Let’s get real. Mercedes is a ubiquitous global brand. Does anyone for a single moment think that Mercedes, if it produces even halfway decent ads (content) about its cars (its productions are fantastic to be sure), would not get these likes?
And that’s just retail. What’s happening in the business-to-business world?
The Dysfunction of Marketing Automation
Marketing automation is the land of milk and honey, or at least that’s what marketing automators say. It’s easy. Run a couple of A/B tests and watch your business grow. Read this white paper, coupled with this business case, let them fill out a lead-capture, and watch the qualified leads pour in.
Software licenses, training, and installation are some of the issues. Getting a creative human to run your marketing automation campaigns in a way that makes sense is probably the biggest challenge. There’s nothing automated about marketing automation but the actual software. Someone has to design the frequency and reach of these campaigns, as well as monitor them. Someone has to create great content that drives interest in your products to lead to some form of equity in the campaign. Someone has to conduct the analysis. Sending emails on a given schedule is not marketing – it is marketing automation.
How Should Businesses Should Respond to the Social Enterprise?
Like with a good mutual fund, asset allocation is key. Social media cannot and should not be ignored or downplayed. CEOs and CMOs must decide the value of the audience on social media and the resources relative to their business objectives and dedicate resources based on the overall integrated marketing strategy of the enterprise.
Strategy should drive marketing, and digital and content are just a few tools. The social enterprise, and its content, ought to be an extension of the goals of the business and tied directly to it. Just like advertising, sales, public relations, corporate social responsibility, direct mail, and so on. There ought to zero separation between the goals of the business and the social strategy.
Relevant Network Building Vs. Mass Network Building
Good content is meaningless if the target isn’t receptive and engaged. “I’d rather have four quarters than 100 pennies” is a golden rule here. Focus on quality, not quantity, and ensure influencers are involved with your brand – just like in the offline game. The spirit of the overall brand and the business objective must be infused into your network. Network building isn’t for social media alone; your email database is probably your most underutilized social media tool. Every enterprise ought to have a strategy to drive relevant social media contacts to their email database.
To receive maximum value from your digital platforms. It’s important your network is personally curated by someone who knows the audience, the players, and the market you are after. If you are selling to doctors for example, get the influencers involved, and include them in your campaigns. Knowledge of the industry and asking the right questions, especially in the B2B space, are absolutely critical to ensuring social media communication efficiency.

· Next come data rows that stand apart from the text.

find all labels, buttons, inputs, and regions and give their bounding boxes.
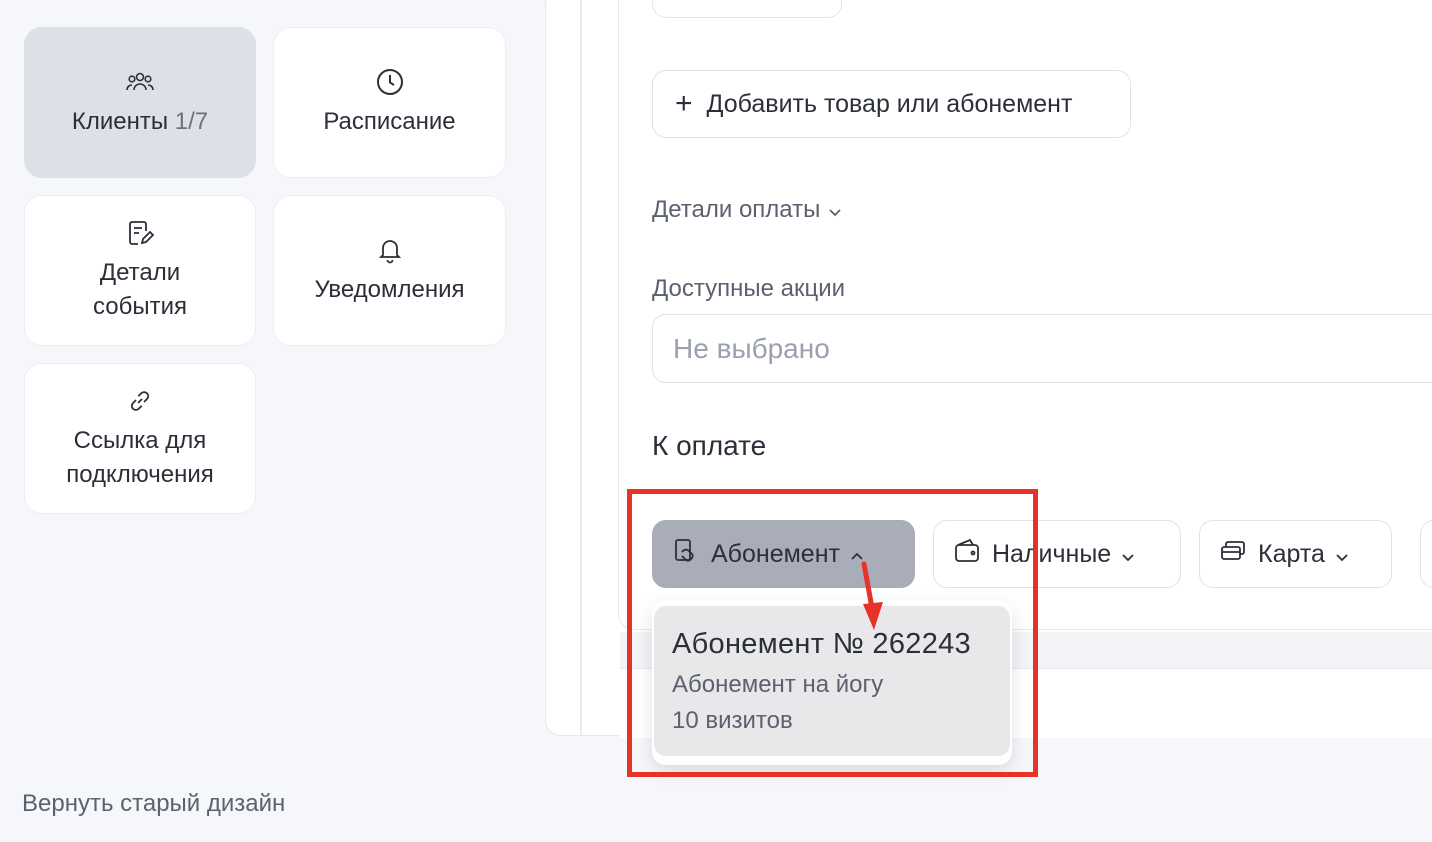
document-edit-icon xyxy=(125,218,155,248)
payment-method-more[interactable] xyxy=(1420,520,1432,588)
payment-details-toggle[interactable]: Детали оплаты xyxy=(652,196,842,224)
nav-tile-label: Клиенты xyxy=(71,107,169,135)
subscription-dropdown: Абонемент № 262243 Абонемент на йогу 10 … xyxy=(652,600,1012,765)
chevron-down-icon xyxy=(1335,540,1349,569)
plus-icon: + xyxy=(675,87,693,120)
payment-method-label: Наличные xyxy=(992,539,1112,568)
promotions-placeholder: Не выбрано xyxy=(673,332,830,364)
payment-method-cash[interactable]: Наличные xyxy=(933,520,1181,588)
nav-tile-notifications[interactable]: Уведомления xyxy=(273,195,506,346)
users-icon xyxy=(125,67,155,97)
clients-count: 1/7 xyxy=(174,107,209,135)
payment-method-subscription[interactable]: Абонемент xyxy=(652,520,915,588)
promotions-label: Доступные акции xyxy=(652,275,846,302)
nav-tile-event-details[interactable]: Детали события xyxy=(24,195,256,346)
subscription-option-visits: 10 визитов xyxy=(672,707,793,734)
nav-tile-label-line2: события xyxy=(92,292,187,320)
subscription-card-icon xyxy=(671,536,701,573)
wallet-icon xyxy=(952,536,982,573)
bell-icon xyxy=(375,235,405,265)
chevron-down-icon xyxy=(1121,540,1135,569)
nav-tile-label: Уведомления xyxy=(314,275,465,303)
chevron-up-icon xyxy=(850,540,864,569)
chevron-down-icon xyxy=(828,196,842,224)
nav-tile-label-line1: Детали xyxy=(99,258,181,286)
nav-tile-clients[interactable]: Клиенты 1/7 xyxy=(24,27,256,178)
nav-tile-schedule[interactable]: Расписание xyxy=(273,27,506,178)
subscription-option-description: Абонемент на йогу xyxy=(672,671,884,698)
payment-method-label: Абонемент xyxy=(711,539,840,568)
panel-divider xyxy=(580,0,582,736)
nav-tile-label: Расписание xyxy=(323,107,456,135)
promotions-select[interactable]: Не выбрано xyxy=(652,314,1432,383)
nav-tile-label-line1: Ссылка для xyxy=(73,426,207,454)
subscription-option[interactable]: Абонемент № 262243 Абонемент на йогу 10 … xyxy=(654,606,1010,756)
payment-method-label: Карта xyxy=(1258,539,1325,568)
payment-method-card[interactable]: Карта xyxy=(1199,520,1392,588)
subscription-option-title: Абонемент № 262243 xyxy=(672,628,971,660)
add-product-button[interactable]: + Добавить товар или абонемент xyxy=(652,70,1131,138)
link-icon xyxy=(125,386,155,416)
nav-tile-join-link[interactable]: Ссылка для подключения xyxy=(24,363,256,514)
nav-tile-label-line2: подключения xyxy=(66,460,214,488)
add-product-label: Добавить товар или абонемент xyxy=(706,89,1073,118)
to-pay-label: К оплате xyxy=(652,430,767,461)
credit-card-icon xyxy=(1218,536,1248,573)
clock-icon xyxy=(375,67,405,97)
nav-tile-clients-text: Клиенты 1/7 xyxy=(72,105,208,139)
previous-field xyxy=(652,0,842,18)
old-design-link[interactable]: Вернуть старый дизайн xyxy=(22,790,285,818)
payment-details-label: Детали оплаты xyxy=(652,196,821,223)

It’s time for the C-Suite to reexamine its approach to marketing as a global discipline. Reliance on marketing automation, social, and content marketing because of their perceived simplicity is an investment businesses cannot afford to get wrong. Marketing technologies and content marketing must be included in the marketing mix, but judicially and thoughtfully, not relegated to a team to churn content. It’s only when enterprises realign their marketing strategies to look at the digital marketing enterprise through the lens of global integrated campaigns that they will derive real value. Otherwise, we will continue to drop digital marketing bombs and play to the tune of soundbite marketing.